Abstract: First, we study diametrically maximal sets in the Euclidean space (those which are not properly contained in a set with the same diameter), establishing their main properties. Then, we use these sets for exhibiting an explicit family of maximal premonotone operators. We also establish some relevant properties of maximal premonotone operators, like their local boundedness, and finally we introduce the notion premonotone bifunctions, presenting a canonical relation between premonotone operators and bifunctions, that extends the well known one, which holds in the monotone case.

Title: A Lyapunov perspective to projection algorithms

Speaker: Björn Rüffer (UoN)

Date and Time: October 14th, 2020, 17:00 AEDT (Register here for remote connection via Zoom)

Abstract: The operator theoretic point of view has been very successful in the study of iterative splitting methods under a unified framework.
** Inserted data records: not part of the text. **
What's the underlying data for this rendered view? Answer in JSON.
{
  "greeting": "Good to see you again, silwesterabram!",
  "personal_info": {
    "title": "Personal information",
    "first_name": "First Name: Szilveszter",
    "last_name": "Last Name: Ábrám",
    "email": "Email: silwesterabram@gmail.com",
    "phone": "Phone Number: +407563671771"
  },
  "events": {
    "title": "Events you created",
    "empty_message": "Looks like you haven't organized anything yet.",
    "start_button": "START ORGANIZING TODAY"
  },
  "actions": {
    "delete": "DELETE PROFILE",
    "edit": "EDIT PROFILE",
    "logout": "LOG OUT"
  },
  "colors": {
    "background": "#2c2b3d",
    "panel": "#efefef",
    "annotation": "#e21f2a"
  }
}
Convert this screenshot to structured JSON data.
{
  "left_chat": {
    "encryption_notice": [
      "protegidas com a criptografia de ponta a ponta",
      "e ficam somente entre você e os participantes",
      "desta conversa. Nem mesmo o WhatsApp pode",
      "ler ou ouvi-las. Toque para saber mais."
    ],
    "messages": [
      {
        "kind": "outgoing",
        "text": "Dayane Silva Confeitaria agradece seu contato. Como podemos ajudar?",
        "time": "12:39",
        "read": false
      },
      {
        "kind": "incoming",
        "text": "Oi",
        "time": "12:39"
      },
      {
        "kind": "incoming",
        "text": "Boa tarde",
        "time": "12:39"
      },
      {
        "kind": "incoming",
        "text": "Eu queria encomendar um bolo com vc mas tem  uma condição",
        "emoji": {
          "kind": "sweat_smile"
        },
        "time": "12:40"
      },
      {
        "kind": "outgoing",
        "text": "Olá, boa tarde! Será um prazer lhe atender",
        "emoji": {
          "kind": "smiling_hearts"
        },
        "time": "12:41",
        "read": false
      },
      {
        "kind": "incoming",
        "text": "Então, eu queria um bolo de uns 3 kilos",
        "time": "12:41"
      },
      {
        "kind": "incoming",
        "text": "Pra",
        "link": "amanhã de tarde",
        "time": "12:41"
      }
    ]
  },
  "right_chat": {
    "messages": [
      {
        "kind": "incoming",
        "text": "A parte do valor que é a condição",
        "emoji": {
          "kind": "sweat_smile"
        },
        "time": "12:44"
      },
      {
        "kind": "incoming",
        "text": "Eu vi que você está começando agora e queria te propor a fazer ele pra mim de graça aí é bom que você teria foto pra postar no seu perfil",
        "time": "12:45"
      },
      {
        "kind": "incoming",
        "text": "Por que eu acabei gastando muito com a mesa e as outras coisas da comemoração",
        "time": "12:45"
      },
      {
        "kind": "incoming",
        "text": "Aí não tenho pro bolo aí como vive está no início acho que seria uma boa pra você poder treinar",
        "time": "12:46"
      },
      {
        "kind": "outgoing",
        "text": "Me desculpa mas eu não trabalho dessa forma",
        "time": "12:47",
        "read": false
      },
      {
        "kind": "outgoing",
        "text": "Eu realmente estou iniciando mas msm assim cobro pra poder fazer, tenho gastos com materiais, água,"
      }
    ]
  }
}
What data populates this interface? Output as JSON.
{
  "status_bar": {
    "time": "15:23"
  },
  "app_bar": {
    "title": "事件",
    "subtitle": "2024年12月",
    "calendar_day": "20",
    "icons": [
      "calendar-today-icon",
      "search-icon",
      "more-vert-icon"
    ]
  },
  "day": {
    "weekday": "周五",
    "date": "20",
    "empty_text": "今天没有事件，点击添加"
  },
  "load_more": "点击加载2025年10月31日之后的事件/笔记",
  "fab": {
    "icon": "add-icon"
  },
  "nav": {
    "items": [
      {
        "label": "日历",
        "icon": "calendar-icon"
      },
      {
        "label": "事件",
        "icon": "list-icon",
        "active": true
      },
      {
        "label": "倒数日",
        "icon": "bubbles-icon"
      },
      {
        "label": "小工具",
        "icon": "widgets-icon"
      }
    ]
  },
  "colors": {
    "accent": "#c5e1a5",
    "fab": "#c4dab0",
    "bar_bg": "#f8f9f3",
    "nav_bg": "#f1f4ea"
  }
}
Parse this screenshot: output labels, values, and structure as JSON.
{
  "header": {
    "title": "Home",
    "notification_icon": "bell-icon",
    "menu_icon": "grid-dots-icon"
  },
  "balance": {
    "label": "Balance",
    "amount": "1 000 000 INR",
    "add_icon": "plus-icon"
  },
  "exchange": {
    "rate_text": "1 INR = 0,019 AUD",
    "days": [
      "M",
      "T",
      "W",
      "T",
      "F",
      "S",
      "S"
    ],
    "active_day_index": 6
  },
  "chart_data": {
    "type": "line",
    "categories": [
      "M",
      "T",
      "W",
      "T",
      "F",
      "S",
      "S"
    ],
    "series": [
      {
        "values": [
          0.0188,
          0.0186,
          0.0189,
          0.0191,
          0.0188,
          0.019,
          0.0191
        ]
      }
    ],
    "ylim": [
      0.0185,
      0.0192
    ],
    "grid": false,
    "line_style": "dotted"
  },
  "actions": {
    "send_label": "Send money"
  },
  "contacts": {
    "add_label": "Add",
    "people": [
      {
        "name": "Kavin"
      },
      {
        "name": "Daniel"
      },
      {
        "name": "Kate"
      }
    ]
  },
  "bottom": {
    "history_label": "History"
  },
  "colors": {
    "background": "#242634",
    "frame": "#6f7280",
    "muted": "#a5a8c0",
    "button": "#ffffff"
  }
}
These algorithms include the Method of Alternating Projections as well as the Douglas-Rachford Algorithm, which is dual to the Alternating Direction Method of Multipliers, and they allow nice geometric interpretations. While convergence results for these algorithms have been known for decades when problems are convex, for non-convex problems progress on convergence results has significantly increased once arguments based on Lyapunov functions were used. In this talk we give an overview of the underlying techniques in Lyapunov’s direct method and look at convergence of iterative projection methods through this lens.